The Geometry of Robust Value Functions
This work provides foundational insights into reinforcement learning under uncertainty, though it is incremental as it extends prior geometric analyses from MDPs to RMDPs.
The paper tackled the problem of characterizing the geometry of robust value functions in Robust MDPs, showing that the robust value space is determined by conic hypersurfaces and that extreme points in the uncertainty set suffice for this characterization.

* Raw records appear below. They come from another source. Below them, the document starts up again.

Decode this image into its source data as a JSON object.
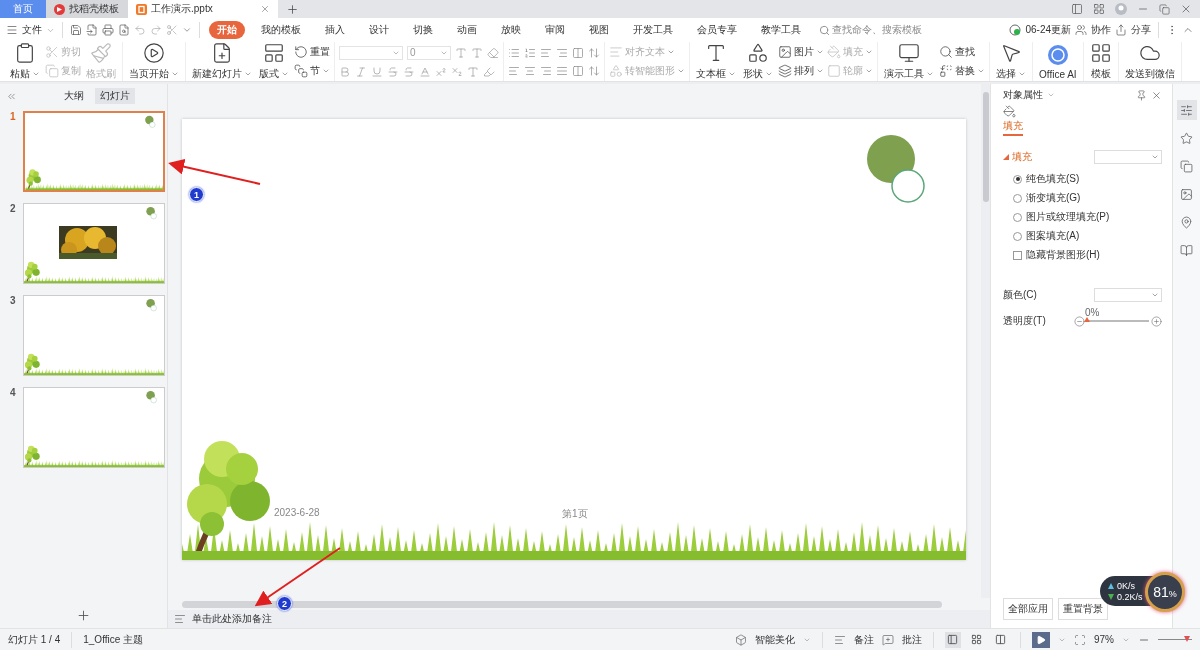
{
  "title_bar": {
    "tabs": [
      {
        "label": "首页",
        "kind": "home",
        "selected": false
      },
      {
        "label": "找稻壳模板",
        "kind": "docer",
        "selected": false
      },
      {
        "label": "工作演示.pptx",
        "kind": "doc",
        "selected": true
      }
    ]
  },
  "menu": {
    "file": "文件",
    "tabs": [
      {
        "label": "开始",
        "selected": true
      },
      {
        "label": "我的模板",
        "selected": false
      },
      {
        "label": "插入",
        "selected": false
      },
      {
        "label": "设计",
        "selected": false
      },
      {
        "label": "切换",
        "selected": false
      },
      {
        "label": "动画",
        "selected": false
      },
      {
        "label": "放映",
        "selected": false
      },
      {
        "label": "审阅",
        "selected": false
      },
      {
        "label": "视图",
        "selected": false
      },
      {
        "label": "开发工具",
        "selected": false
      },
      {
        "label": "会员专享",
        "selected": false
      },
      {
        "label": "教学工具",
        "selected": false
      }
    ],
    "search": {
      "placeholder": "查找命令、搜索模板"
    },
    "update": "06-24更新",
    "collab": "协作",
    "share": "分享"
  },
  "ribbon": {
    "groups": [
      {
        "kind": "buttons",
        "items": [
          {
            "kind": "big",
            "label": "粘贴",
            "caret": true,
            "disabled": false
          },
          {
            "kind": "small",
            "label": "剪切",
            "caret": false,
            "disabled": true
          },
          {
            "kind": "small",
            "label": "复制",
            "caret": false,
            "disabled": true
          },
          {
            "kind": "big",
            "label": "格式刷",
            "caret": false,
            "disabled": true
          }
        ]
      },
      {
        "kind": "buttons",
        "items": [
          {
            "kind": "big",
            "label": "当页开始",
            "caret": true,
            "disabled": false
          }
        ]
      },
      {
        "kind": "buttons",
        "items": [
          {
            "kind": "big",
            "label": "新建幻灯片",
            "caret": true,
            "disabled": false
          },
          {
            "kind": "big",
            "label": "版式",
            "caret": true,
            "disabled": false
          },
          {
            "kind": "small",
            "label": "重置",
            "caret": false,
            "disabled": false
          },
          {
            "kind": "small",
            "label": "节",
            "caret": true,
            "disabled": false
          }
        ]
      },
      {
        "kind": "font",
        "size": "0"
      },
      {
        "kind": "paragraph"
      },
      {
        "kind": "buttons",
        "items": [
          {
            "kind": "small",
            "label": "对齐文本",
            "caret": true,
            "disabled": true
          },
          {
            "kind": "small",
            "label": "转智能图形",
            "caret": true,
            "disabled": true
          }
        ]
      },
      {
        "kind": "buttons",
        "items": [
          {
            "kind": "big",
            "label": "文本框",
            "caret": true,
            "disabled": false
          },
          {
            "kind": "big",
            "label": "形状",
            "caret": true,
            "disabled": false
          },
          {
            "kind": "small",
            "label": "图片",
            "caret": true,
            "disabled": false
          },
          {
            "kind": "small",
            "label": "排列",
            "caret": true,
            "disabled": false
          },
          {
            "kind": "small",
            "label": "填充",
            "caret": true,
            "disabled": true
          },
          {
            "kind": "small",
            "label": "轮廓",
            "caret": true,
            "disabled": true
          }
        ]
      },
      {
        "kind": "buttons",
        "items": [
          {
            "kind": "big",
            "label": "演示工具",
            "caret": true,
            "disabled": false
          },
          {
            "kind": "small",
            "label": "查找",
            "caret": false,
            "disabled": false
          },
          {
            "kind": "small",
            "label": "替换",
            "caret": true,
            "disabled": false
          }
        ]
      },
      {
        "kind": "buttons",
        "items": [
          {
            "kind": "big",
            "label": "选择",
            "caret": true,
            "disabled": false
          }
        ]
      },
      {
        "kind": "buttons",
        "items": [
          {
            "kind": "big",
            "label": "Office AI",
            "caret": false,
            "disabled": false
          }
        ]
      },
      {
        "kind": "buttons",
        "items": [
          {
            "kind": "big",
            "label": "模板",
            "caret": false,
            "disabled": false
          }
        ]
      },
      {
        "kind": "buttons",
        "items": [
          {
            "kind": "big",
            "label": "发送到微信",
            "caret": false,
            "disabled": false
          }
        ]
      }
    ]
  },
  "left_panel": {
    "tabs": [
      {
        "label": "大纲",
        "selected": false
      },
      {
        "label": "幻灯片",
        "selected": true
      }
    ],
    "slides": [
      {
        "number": "1",
        "selected": true,
        "has_picture": false
      },
      {
        "number": "2",
        "selected": false,
        "has_picture": true
      },
      {
        "number": "3",
        "selected": false,
        "has_picture": false
      },
      {
        "number": "4",
        "selected": false,
        "has_picture": false
      }
    ]
  },
  "slide": {
    "date": "2023-6-28",
    "page": "第1页"
  },
  "notes": {
    "placeholder": "单击此处添加备注"
  },
  "annotations": [
    {
      "label": "1"
    },
    {
      "label": "2"
    }
  ],
  "right_panel": {
    "title": "对象属性",
    "tab": "填充",
    "section": "填充",
    "fill_options": [
      {
        "label": "纯色填充(S)",
        "selected": true
      },
      {
        "label": "渐变填充(G)",
        "selected": false
      },
      {
        "label": "图片或纹理填充(P)",
        "selected": false
      },
      {
        "label": "图案填充(A)",
        "selected": false
      }
    ],
    "hide_background": {
      "label": "隐藏背景图形(H)",
      "checked": false
    },
    "color_label": "颜色(C)",
    "transparency": {
      "label": "透明度(T)",
      "level": 0,
      "reading": "0%"
    },
    "buttons": [
      "全部应用",
      "重置背景"
    ]
  },
  "status_bar": {
    "slide_info": "幻灯片 1 / 4",
    "theme": "1_Office 主题",
    "beautify": "智能美化",
    "notes": "备注",
    "comments": "批注",
    "zoom": "97%",
    "views": [
      {
        "selected": true
      },
      {
        "selected": false
      },
      {
        "selected": false
      }
    ],
    "zoom_slider": {
      "level": 0.85
    }
  },
  "net_widget": {
    "upload": "0K/s",
    "download": "0.2K/s",
    "percent": "81",
    "percent_sign": "%"
  }
}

The space of value functions is a fundamental concept in reinforcement learning. Characterizing its geometric properties may provide insights for optimization and representation. Existing works mainly focus on the value space for Markov Decision Processes (MDPs). In this paper, we study the geometry of the robust value space for the more general Robust MDPs (RMDPs) setting, where transition uncertainties are considered. Specifically, since we find it hard to directly adapt prior approaches to RMDPs, we start with revisiting the non-robust case, and introduce a new perspective that enables us to characterize both the non-robust and robust value space in a similar fashion. The key of this perspective is to decompose the value space, in a state-wise manner, into unions of hypersurfaces. Through our analysis, we show that the robust value space is determined by a set of conic hypersurfaces, each of which contains the robust values of all policies that agree on one state. Furthermore, we find that taking only extreme points in the uncertainty set is sufficient to determine the robust value space. Finally, we discuss some other aspects about the robust value space, including its non-convexity and policy agreement on multiple states.